Les délégations ont clairement rappelé que si Macron et le gouvernement persistaient dans leur volonté de modifier la loi de 1905, les laïques engageraient une mobilisation nationale.



Il n’y aura jamais assez d’actions pour défendre la loi de 1905. Il y a trop d’endroits où elle est bafouée et où il faut la défendre. Le maire de Béziers, Robert Ménard d’extrême-droite vient encore d’être condamné pour la mise en place d’une crèche catholique dans les bâtiments de la mairie, bâtiment de la République.



Chaque laïque le ressent : l’unité laïque est en marche, il faut la renforcer. Qui prendrait le risque de diviser les laïques et leurs associations en ne rejoignant pas l’appel lancé par 30 associations à l’initiative de la Ligue de l’Enseignement, appel auquel la Libre Pensée est partie prenante depuis sa conception et sa réalisation ?



Chacune des délégations a laissé un dossier complet aux représentants de l’Etat où il était explicitement indiqué :



NE TOUCHEZ PAS A LA LOI DE 1905 !



Paris, le 17 décembre 2018





UN APPEL DE 30 ORGANISATIONS LAÏQUES. NON À LA RÉVISION DE LA LOI DE 1905 !



Publié par l’Humanité - Mardi, 11 Décembre, 2018

Des projets de révision de la loi de 1905 seraient à l’étude. S’il s’agit de mieux encadrer des dérives intégristes mettant en cause les principes et valeurs de la République, le titre V de la loi, intitulé « Police des cultes », fournit l’arsenal juridique suffisant. S’il s’agit de financer les cultes de quelque manière que ce soit, on entrerait alors dans une procédure concordataire que la loi de 1905 avait précisément pour but d’abolir.

Les organisations laïques soussignées, réunies le jeudi 22 novembre 2018 à Paris, mettent en garde contre toute modification de la loi de séparation des Églises et de l’État du 9 décembre 1905, quelles qu’en soient les voies. Cette loi est un pilier fondamental de la République.
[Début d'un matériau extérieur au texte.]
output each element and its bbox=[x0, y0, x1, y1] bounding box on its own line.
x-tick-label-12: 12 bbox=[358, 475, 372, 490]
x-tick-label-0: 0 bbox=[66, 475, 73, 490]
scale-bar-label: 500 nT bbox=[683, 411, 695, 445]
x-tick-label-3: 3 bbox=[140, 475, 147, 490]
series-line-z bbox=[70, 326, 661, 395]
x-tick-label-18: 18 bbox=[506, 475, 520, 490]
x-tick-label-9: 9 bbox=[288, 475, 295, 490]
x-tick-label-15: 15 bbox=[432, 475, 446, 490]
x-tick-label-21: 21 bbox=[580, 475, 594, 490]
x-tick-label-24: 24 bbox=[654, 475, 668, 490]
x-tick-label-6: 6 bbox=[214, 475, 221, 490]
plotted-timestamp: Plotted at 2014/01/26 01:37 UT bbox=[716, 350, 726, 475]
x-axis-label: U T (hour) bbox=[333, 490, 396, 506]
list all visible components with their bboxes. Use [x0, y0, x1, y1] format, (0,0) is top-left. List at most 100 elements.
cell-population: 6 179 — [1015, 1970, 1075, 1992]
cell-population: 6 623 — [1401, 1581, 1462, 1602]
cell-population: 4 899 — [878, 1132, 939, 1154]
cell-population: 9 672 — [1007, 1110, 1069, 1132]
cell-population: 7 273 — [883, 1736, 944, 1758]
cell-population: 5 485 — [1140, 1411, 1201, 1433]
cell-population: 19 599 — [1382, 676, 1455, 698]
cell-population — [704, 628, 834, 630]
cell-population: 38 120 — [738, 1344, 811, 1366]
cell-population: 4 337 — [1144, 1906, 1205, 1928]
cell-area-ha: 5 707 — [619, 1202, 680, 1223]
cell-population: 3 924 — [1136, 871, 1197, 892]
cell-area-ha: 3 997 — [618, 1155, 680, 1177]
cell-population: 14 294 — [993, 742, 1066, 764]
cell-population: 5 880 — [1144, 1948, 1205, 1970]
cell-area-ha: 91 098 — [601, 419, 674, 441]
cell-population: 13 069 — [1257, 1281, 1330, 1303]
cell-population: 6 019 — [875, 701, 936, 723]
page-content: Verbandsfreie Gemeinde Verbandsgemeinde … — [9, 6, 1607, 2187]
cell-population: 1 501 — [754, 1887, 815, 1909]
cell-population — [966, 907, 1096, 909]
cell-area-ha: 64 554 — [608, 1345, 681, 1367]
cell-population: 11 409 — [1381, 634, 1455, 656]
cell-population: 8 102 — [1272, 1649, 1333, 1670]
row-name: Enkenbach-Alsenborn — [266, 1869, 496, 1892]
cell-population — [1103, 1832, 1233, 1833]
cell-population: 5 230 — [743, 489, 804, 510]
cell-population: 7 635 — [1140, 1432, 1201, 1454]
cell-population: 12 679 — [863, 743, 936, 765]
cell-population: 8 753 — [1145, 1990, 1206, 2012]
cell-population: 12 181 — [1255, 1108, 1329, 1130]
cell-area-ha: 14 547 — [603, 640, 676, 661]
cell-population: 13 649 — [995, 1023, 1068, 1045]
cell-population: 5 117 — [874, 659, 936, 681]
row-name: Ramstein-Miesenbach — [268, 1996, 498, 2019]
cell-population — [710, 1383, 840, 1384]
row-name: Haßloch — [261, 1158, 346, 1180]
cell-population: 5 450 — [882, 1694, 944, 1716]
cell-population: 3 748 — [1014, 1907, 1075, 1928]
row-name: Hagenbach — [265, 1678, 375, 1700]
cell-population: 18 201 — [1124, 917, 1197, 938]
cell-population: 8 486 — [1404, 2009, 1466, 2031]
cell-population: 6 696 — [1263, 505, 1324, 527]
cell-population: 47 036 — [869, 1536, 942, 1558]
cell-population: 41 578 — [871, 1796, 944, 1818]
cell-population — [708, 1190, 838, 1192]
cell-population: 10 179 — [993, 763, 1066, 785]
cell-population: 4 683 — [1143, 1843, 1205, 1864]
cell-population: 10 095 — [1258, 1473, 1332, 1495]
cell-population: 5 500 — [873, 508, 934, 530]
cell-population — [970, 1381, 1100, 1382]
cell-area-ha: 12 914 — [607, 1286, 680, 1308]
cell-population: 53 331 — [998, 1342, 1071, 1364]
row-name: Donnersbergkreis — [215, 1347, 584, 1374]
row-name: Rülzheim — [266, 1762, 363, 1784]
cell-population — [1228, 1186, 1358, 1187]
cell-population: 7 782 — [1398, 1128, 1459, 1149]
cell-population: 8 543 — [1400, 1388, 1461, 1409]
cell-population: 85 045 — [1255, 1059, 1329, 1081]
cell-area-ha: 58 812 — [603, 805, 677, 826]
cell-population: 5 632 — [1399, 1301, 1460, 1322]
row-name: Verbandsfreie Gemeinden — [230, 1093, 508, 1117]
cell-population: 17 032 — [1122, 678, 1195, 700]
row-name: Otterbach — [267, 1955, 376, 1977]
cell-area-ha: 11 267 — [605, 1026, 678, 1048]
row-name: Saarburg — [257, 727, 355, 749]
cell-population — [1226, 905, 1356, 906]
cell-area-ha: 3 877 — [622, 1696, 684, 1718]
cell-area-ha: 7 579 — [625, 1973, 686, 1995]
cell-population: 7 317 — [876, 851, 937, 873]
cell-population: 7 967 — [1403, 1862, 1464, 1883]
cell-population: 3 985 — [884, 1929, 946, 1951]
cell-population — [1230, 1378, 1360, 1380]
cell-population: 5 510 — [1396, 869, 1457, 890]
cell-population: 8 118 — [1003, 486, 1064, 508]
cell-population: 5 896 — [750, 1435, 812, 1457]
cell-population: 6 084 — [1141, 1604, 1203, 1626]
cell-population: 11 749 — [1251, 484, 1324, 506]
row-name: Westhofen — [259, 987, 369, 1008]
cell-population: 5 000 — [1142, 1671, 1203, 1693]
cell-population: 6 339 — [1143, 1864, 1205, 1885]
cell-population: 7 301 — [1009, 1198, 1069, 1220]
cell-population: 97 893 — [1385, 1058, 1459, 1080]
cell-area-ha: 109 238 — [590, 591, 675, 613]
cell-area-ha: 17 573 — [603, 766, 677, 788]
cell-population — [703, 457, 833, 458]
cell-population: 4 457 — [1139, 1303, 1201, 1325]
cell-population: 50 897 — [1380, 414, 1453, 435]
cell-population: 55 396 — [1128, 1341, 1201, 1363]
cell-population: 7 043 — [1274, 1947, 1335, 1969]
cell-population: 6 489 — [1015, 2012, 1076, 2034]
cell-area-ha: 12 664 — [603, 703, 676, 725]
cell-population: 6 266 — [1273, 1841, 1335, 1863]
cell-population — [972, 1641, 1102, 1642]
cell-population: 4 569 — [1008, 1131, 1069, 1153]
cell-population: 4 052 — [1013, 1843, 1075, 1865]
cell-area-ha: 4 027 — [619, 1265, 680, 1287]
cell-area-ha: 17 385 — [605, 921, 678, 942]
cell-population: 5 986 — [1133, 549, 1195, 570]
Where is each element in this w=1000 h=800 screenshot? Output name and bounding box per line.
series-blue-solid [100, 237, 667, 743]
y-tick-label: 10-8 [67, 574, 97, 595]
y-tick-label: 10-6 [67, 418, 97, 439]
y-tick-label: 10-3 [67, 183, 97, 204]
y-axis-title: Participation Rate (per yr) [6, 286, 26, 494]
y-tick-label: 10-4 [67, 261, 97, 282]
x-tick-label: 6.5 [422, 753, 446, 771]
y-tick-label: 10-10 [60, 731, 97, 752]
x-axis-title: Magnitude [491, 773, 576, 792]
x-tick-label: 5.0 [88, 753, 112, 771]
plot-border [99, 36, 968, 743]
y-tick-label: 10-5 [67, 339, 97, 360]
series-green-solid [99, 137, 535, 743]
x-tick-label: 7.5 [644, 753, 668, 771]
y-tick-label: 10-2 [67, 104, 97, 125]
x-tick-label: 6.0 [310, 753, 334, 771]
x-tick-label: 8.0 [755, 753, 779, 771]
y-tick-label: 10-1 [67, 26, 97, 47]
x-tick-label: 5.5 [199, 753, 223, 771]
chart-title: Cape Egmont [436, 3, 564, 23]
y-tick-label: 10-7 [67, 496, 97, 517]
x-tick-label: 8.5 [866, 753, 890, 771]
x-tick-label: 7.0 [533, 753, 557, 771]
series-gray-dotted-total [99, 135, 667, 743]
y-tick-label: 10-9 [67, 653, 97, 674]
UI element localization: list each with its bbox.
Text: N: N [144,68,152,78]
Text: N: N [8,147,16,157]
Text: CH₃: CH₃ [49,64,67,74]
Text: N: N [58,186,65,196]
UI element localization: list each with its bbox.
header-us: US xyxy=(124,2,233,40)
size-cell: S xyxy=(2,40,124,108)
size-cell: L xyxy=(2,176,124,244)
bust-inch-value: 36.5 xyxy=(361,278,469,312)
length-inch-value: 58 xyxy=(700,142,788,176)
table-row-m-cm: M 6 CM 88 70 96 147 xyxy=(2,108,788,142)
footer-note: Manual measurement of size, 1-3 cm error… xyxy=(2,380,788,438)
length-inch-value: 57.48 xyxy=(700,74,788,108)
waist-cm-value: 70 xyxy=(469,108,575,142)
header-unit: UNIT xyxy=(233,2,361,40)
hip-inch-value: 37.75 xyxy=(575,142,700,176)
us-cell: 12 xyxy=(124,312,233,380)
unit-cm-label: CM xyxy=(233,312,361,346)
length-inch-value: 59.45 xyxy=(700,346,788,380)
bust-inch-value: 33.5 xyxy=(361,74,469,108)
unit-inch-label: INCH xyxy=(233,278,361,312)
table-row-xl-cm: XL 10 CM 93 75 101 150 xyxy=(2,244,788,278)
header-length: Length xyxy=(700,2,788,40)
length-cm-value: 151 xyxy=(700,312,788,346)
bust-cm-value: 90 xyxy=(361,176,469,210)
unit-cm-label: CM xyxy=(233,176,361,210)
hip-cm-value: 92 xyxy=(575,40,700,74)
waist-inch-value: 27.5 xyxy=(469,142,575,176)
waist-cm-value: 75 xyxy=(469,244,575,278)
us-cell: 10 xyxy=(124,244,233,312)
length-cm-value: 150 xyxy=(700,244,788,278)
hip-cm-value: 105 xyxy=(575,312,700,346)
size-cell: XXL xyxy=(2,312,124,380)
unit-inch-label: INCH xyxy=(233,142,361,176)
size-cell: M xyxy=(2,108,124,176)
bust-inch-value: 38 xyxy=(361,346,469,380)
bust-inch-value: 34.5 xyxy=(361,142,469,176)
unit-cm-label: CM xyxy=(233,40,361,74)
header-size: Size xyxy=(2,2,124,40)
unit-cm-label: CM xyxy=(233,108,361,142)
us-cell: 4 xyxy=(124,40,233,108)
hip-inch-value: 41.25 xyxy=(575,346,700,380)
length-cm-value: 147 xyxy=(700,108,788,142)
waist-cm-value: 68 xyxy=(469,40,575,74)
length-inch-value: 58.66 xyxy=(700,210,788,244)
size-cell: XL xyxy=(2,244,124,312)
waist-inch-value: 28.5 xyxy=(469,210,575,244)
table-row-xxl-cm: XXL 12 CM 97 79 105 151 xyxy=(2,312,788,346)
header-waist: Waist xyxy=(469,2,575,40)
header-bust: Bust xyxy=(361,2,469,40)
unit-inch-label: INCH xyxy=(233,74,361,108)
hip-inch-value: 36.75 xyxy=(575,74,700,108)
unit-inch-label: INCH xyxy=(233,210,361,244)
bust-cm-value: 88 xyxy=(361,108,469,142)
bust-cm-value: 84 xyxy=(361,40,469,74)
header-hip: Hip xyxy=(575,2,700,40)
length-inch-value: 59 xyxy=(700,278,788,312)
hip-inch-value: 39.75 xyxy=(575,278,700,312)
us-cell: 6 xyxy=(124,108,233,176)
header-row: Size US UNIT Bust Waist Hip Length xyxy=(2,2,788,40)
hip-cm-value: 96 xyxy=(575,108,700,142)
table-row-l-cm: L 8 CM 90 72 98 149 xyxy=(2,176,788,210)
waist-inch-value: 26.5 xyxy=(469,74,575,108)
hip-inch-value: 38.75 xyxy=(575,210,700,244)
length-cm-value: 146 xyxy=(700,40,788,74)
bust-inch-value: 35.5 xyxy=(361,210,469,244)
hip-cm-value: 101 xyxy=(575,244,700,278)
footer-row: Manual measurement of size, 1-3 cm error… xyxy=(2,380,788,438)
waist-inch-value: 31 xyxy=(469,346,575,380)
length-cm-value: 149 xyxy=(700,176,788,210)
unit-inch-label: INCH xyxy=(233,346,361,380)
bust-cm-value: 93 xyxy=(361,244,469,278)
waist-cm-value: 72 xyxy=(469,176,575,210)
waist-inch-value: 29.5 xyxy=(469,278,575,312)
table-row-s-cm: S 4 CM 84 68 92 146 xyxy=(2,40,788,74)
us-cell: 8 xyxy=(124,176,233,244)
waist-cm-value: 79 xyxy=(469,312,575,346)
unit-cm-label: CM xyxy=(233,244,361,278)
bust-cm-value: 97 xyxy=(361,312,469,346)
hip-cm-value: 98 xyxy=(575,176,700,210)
Pour assurer à chaque citoyen la liberté de conscience, elle a instauré un juste équilibre entre la garantie du libre exercice des cultes et la neutralité confessionnelle de l’État.

Les organisations signataires rappellent donc solennellement l’intangibilité des principes solidairement posés par la loi :
Article 1. La République assure la liberté de conscience. Elle garantit le libre exercice des cultes sous les seules restrictions édictées ci-après dans l’intérêt de l’ordre public.
Article 2. La République ne reconnaît, ne salarie, ni ne subventionne aucun culte.
Les organisations laïques demandent, par-delà les débats inutiles que suscitent ces projets de révision, que soit déjà et complètement appliquée la loi.

Premières organisations signataires : Centre d’entraînement aux méthodes d’éducation active (Cemea), Conseil national des associations familiales laïques (Cnafal), Débats laïques, Égale, Fédération des autonomes de solidarité FAS-USU, Fédération des conseils de parents d’élèves (FCPE), Fédération française de l’ordre maçonnique mixte international « le Droit humain », Fédération de l’éducation de la recherche et de la culture (Ferc-CGT), Fédération générale des pupilles de l’enseignement public, Fédération générale des retraités de la fonction publique (FGR-FP), Fédération nationale de la Libre Pensée, Fédération syndicale unitaire (FSU), Francas, Grande Loge mixte de France (GLMF), Grande Loge mixte universelle (GLMU), Libres MarianneS (LMS), Ligue de l’enseignement, Ligue des droits de l’homme (LDH), Mouvement de la paix, Mouvement contre le racisme et pour l’amitié entre les peuples (Mrap), Mutuelle générale de l’éducation nationale (Mgen), Solidarité laïque, Syndicat administration et intendance (SIA-Unsa), Syndicat de l’éducation populaire (Unsa), Syndicat des enseignants (SE-Unsa), Syndicat de l’inspection de l’éducation nationale (SI.EN Unsa éducation), Syndicat national Force ouvrière des lycées et collèges, Syndicat national des inspecteurs d’académie inspecteurs pédagogiques régionaux (Snia-IPR), Syndicat national des personnels de direction (SNPDEN), Union des familles laïques (Ufal), Union rationaliste, Unsa éducation.